On Mon, Mar 09, 2026 at 07:40:56AM -0700, Breno Leitao wrote:
> A production AMD EPYC system crashed with a NULL pointer dereference
> in the PMU NMI handler:
>
> BUG: kernel NULL pointer dereference, address: 0000000000000198
> RIP: x86_perf_event_update+0xc/0xa0
> Call Trace:
> <NMI>
> amd_pmu_v2_handle_irq+0x1a6/0x390
> perf_event_nmi_handler+0x24/0x40
>
> The faulting instruction is `cmpq $0x0, 0x198(%rdi)` with RDI=0,
> corresponding to the `if (unlikely(!hwc->event_base))` check in
> x86_perf_event_update() where hwc = &event->hw and event is NULL.
>
> drgn inspection of the vmcore on CPU 106 showed a mismatch between
> cpuc->active_mask and cpuc->events[]:
>
> active_mask: 0x1e (bits 1, 2, 3, 4)
> events[1]: 0xff1100136cbd4f38 (valid)
> events[2]: 0x0 (NULL, but active_mask bit 2 set)
> events[3]: 0xff1100076fd2cf38 (valid)
> events[4]: 0xff1100079e990a90 (valid)
>
> The event that should occupy events[2] was found in event_list[2]
> with hw.idx=2 and hw.state=0x0, confirming x86_pmu_start() had run
> (which clears hw.state and sets active_mask) but events[2] was
> never populated.
>
> Another event (event_list[0]) had hw.state=0x7 (STOPPED|UPTODATE|ARCH),
> showing it was stopped when the PMU rescheduled events, confirming the
> throttle-then-reschedule sequence occurred.
>
> The root cause is commit 7e772a93eb61 ("perf/x86: Fix NULL event access
> and potential PEBS record loss") which moved the cpuc->events[idx]
> assignment out of x86_pmu_start() and into x86_pmu_enable(). This
> broke any path that calls pmu->start() without going through
> x86_pmu_enable() -- specifically the unthrottle path:
>
> perf_adjust_freq_unthr_events()
> -> perf_event_unthrottle_group()
> -> perf_event_unthrottle()
> -> event->pmu->start(event, 0)
> -> x86_pmu_start() // sets active_mask but not events[]
>
> The race sequence is:
>
> 1. A group of perf events overflows, triggering group throttle via
> perf_event_throttle_group(). All events are stopped: active_mask
> bits cleared, events[] preserved (x86_pmu_stop no longer clears
> events[] after commit 7e772a93eb61).
>
> 2. While still throttled (PERF_HES_STOPPED), x86_pmu_enable() runs
> due to other scheduling activity. Stopped events that need to
> move counters get PERF_HES_ARCH set and events[old_idx] cleared.
> In step 2 of x86_pmu_enable(), PERF_HES_ARCH causes these events
> to be skipped -- events[new_idx] is never set.
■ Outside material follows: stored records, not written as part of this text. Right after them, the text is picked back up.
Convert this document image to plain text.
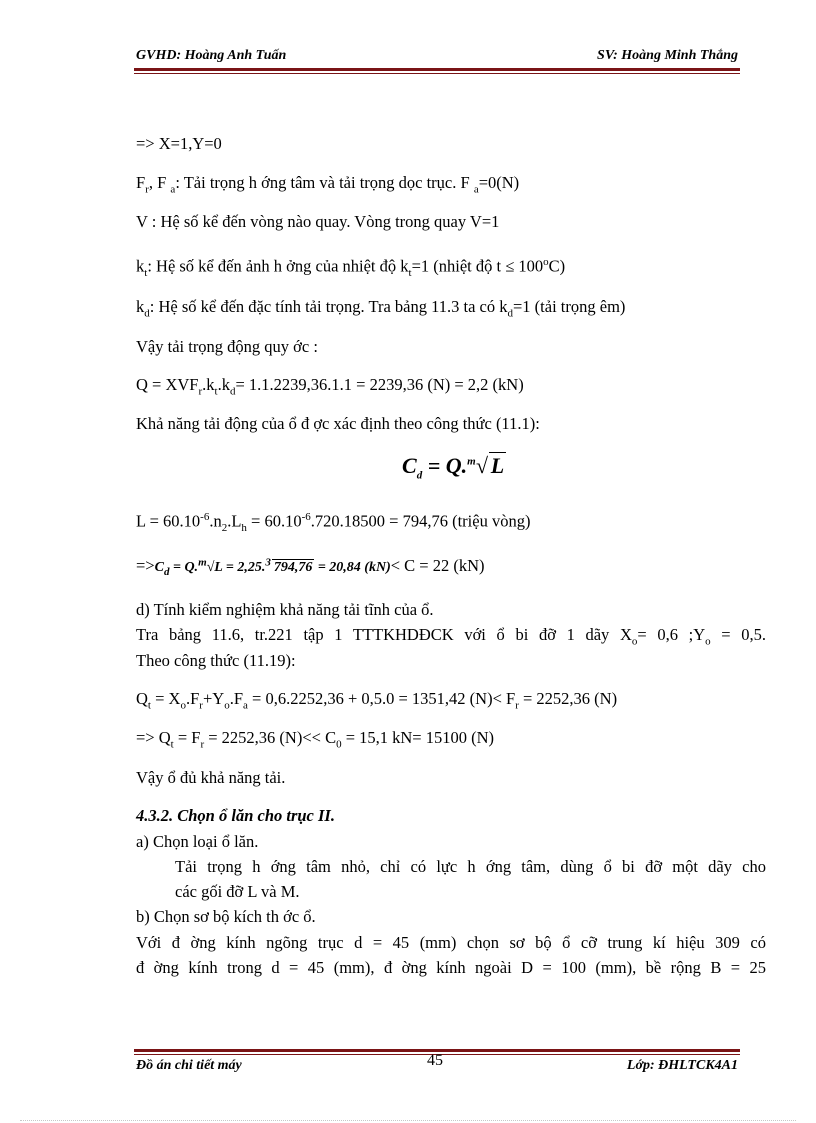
GVHD: Hoàng Anh Tuấn	SV: Hoàng Minh Thắng
=> X=1,Y=0
$F_r$, F $_a$: Tải trọng h ớng tâm và tải trọng dọc trục. F $_a$=0(N)
V : Hệ số kể đến vòng nào quay. Vòng trong quay V=1
$k_t$: Hệ số kể đến ảnh h ởng của nhiệt độ $k_t=1$ (nhiệt độ $t \le 100^oC$)
$k_d$: Hệ số kể đến đặc tính tải trọng. Tra bảng 11.3 ta có $k_d=1$ (tải trọng êm)
Vậy tải trọng động quy ớc :
$Q = XVF_r.k_t.k_d= 1.1.2239,36.1.1 = 2239,36$ (N) = 2,2 (kN)
Khả năng tải động của ổ đ ợc xác định theo công thức (11.1):
$C_d = Q.^m√$ L
$L = 60.10^{-6}.n_2.L_h = 60.10^{-6}.720.18500 = 794,76$ (triệu vòng)
$=>C_d = Q.^m√L = 2,25.^3$ 794,76 = 20,84 (kN)< C = 22 (kN)
d) Tính kiểm nghiệm khả năng tải tĩnh của ổ.
Tra bảng 11.6, tr.221 tập 1 TTTKHDĐCK với ổ bi đỡ 1 dãy $X_o= 0,6$ $;Y_o = 0,5$.
Theo công thức (11.19):
$Q_t = X_o.F_r+Y_o.F_a = 0,6.2252,36 + 0,5.0 = 1351,42$ $(N)< F_r = 2252,36$ (N)
=> $Q_t = F_r = 2252,36$ $(N)<< C_0 = 15,1$ kN= 15100 (N)
Vậy ổ đủ khả năng tải.
4.3.2. Chọn ổ lăn cho trục II.
a) Chọn loại ổ lăn.
Tải trọng h ớng tâm nhỏ, chỉ có lực h ớng tâm, dùng ổ bi đỡ một dãy cho
các gối đỡ L và M.
b) Chọn sơ bộ kích th ớc ổ.
Với đ ờng kính ngõng trục d = 45 (mm) chọn sơ bộ ổ cỡ trung kí hiệu 309 có
đ ờng kính trong d = 45 (mm), đ ờng kính ngoài D = 100 (mm), bề rộng B = 25
Đồ án chi tiết máy	45	Lớp: ĐHLTCK4A1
So why not just move this then? Having less sites that set that value is
more better, no?

---
diff --git a/arch/x86/events/core.c b/arch/x86/events/core.c
index 03ce1bc7ef2e..54b4c315d927 100644
--- a/arch/x86/events/core.c
+++ b/arch/x86/events/core.c
@@ -1372,6 +1372,8 @@ static void x86_pmu_enable(struct pmu *pmu)
else if (i < n_running)
continue;

+ cpuc->events[hwc->idx] = event;
+
if (hwc->state & PERF_HES_ARCH)
continue;

@@ -1379,7 +1381,6 @@ static void x86_pmu_enable(struct pmu *pmu)
* if cpuc->enabled = 0, then no wrmsr as
* per x86_pmu_enable_event()
*/
- cpuc->events[hwc->idx] = event;
x86_pmu_start(event, PERF_EF_RELOAD);
}
cpuc->n_added = 0;